Edwardsville and Belleville

If you’re looking for a family-friendly under-the-radar spot, look no further than Belleville. During the pandemic, the historic Skyview Drive-in has played such classics as Goonies and Back to the Future. Eckert’s offers seasonal pick-your-own fruits and vegetables, as well as an old-time country store, restaurant, cooking classes, and onsite plant center and nursery. Nearby, the O’Fallon Family Sports Park boasts soccer fields, baseball fields, a splash pad, and more. In Edwardsville, Plummer Family Park recently opened, replete with four turf baseball fields, six multipurpose fields, and a dozen pickleball courts. And near the Southern Illinois University–Edwardsville campus, the new Trace on the Parkway will offer dining, shopping, and luxury apartments and townhomes.


THE BREW GURU

Maplewood

Aptly described as “somewhere between Mayberry and Metropolis,” this burg at the edge of the St. Louis city limits balances family-friendly charm with a hip vibe. Within the span of a few blocks, you can start the day with a cup of joe (Living Room, Foundation Grounds, Oliver’s Coffee + Flower Bar), go gift shopping (Maven, Vom Fass, Penzeys), pick up a snack (Strange Donuts, Kakao Chocolate, Bolyard’s Meat & Provisions), and sit down to a nice meal (Acero, Elmwood, Asador Del Sur). Finally, toast to a full day with a pint.
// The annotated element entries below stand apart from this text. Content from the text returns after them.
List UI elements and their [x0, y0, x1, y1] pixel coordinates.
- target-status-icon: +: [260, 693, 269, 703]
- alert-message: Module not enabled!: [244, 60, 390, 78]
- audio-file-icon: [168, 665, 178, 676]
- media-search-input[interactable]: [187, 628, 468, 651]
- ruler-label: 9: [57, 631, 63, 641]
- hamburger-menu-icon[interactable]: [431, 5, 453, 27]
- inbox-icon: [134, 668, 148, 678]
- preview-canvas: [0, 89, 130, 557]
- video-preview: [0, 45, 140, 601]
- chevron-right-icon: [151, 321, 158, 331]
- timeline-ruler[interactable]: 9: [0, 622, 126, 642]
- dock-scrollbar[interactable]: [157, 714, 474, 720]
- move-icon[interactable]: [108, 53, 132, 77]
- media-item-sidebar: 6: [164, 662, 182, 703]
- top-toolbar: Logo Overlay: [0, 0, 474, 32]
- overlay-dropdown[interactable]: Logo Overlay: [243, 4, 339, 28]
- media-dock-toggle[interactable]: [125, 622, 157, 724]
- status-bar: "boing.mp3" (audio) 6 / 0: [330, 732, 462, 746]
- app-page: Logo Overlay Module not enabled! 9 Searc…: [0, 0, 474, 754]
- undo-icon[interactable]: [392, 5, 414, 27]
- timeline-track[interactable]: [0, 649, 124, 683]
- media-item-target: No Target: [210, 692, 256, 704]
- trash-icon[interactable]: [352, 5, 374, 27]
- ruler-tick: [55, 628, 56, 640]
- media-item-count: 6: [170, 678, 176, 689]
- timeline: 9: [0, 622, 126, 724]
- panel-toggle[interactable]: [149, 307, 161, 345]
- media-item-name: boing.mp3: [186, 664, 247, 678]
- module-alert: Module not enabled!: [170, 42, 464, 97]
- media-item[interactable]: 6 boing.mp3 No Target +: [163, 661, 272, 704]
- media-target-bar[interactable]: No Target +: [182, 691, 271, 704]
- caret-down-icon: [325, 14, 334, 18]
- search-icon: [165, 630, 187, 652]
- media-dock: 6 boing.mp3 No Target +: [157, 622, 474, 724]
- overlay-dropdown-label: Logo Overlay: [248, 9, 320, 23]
Schlafly Bottleworks serves dozens of varieties, along with live music, a farmers’ market, and seasonal festivals. “It’s very welcoming,” resident Hannah Gear says of Bottleworks. “During the pandemic, the expanded parking lot patio made Schlafly the essential community gathering place.” Nearby Side Project Brewing, recently named the No. 2 brewer in the world by website RateBeer.com, allows early access to new beers through its membership program, La Coterie. Looking for even more options? Tapped offers 48 self-pour taps, along with wood-fired pizza.


THE WEEKEND WARRIOR

Ballwin and Valley Park

At the heart of Ballwin, Queeny Park offers 7 miles of trails that wind through forest, prairie, and wetland, and the Greensfelder Recreation Complex plays host to roller derby and ice skating. The neighborhood also boasts not one but two noteworthy swimming facilities: The Pointe at Ballwin Commons and the North Pointe Family Aquatic Center. The former houses an indoor swimming pool, lap lanes, a two-story water slide, an indoor water playground, a lazy river, and a vortex; the latter boasts its own lazy river, as well as a waterfall and a pair of two-story waterslides. Ballwin is also home to the Conquer Castlewood Competition, in which teams of two run, cycle, and paddle through Castlewood State Park. And SUP St. Louis hosts paddleboarding lessons and on-board yoga at nearby Simpson Lake, plus guided trips down the Meramec River.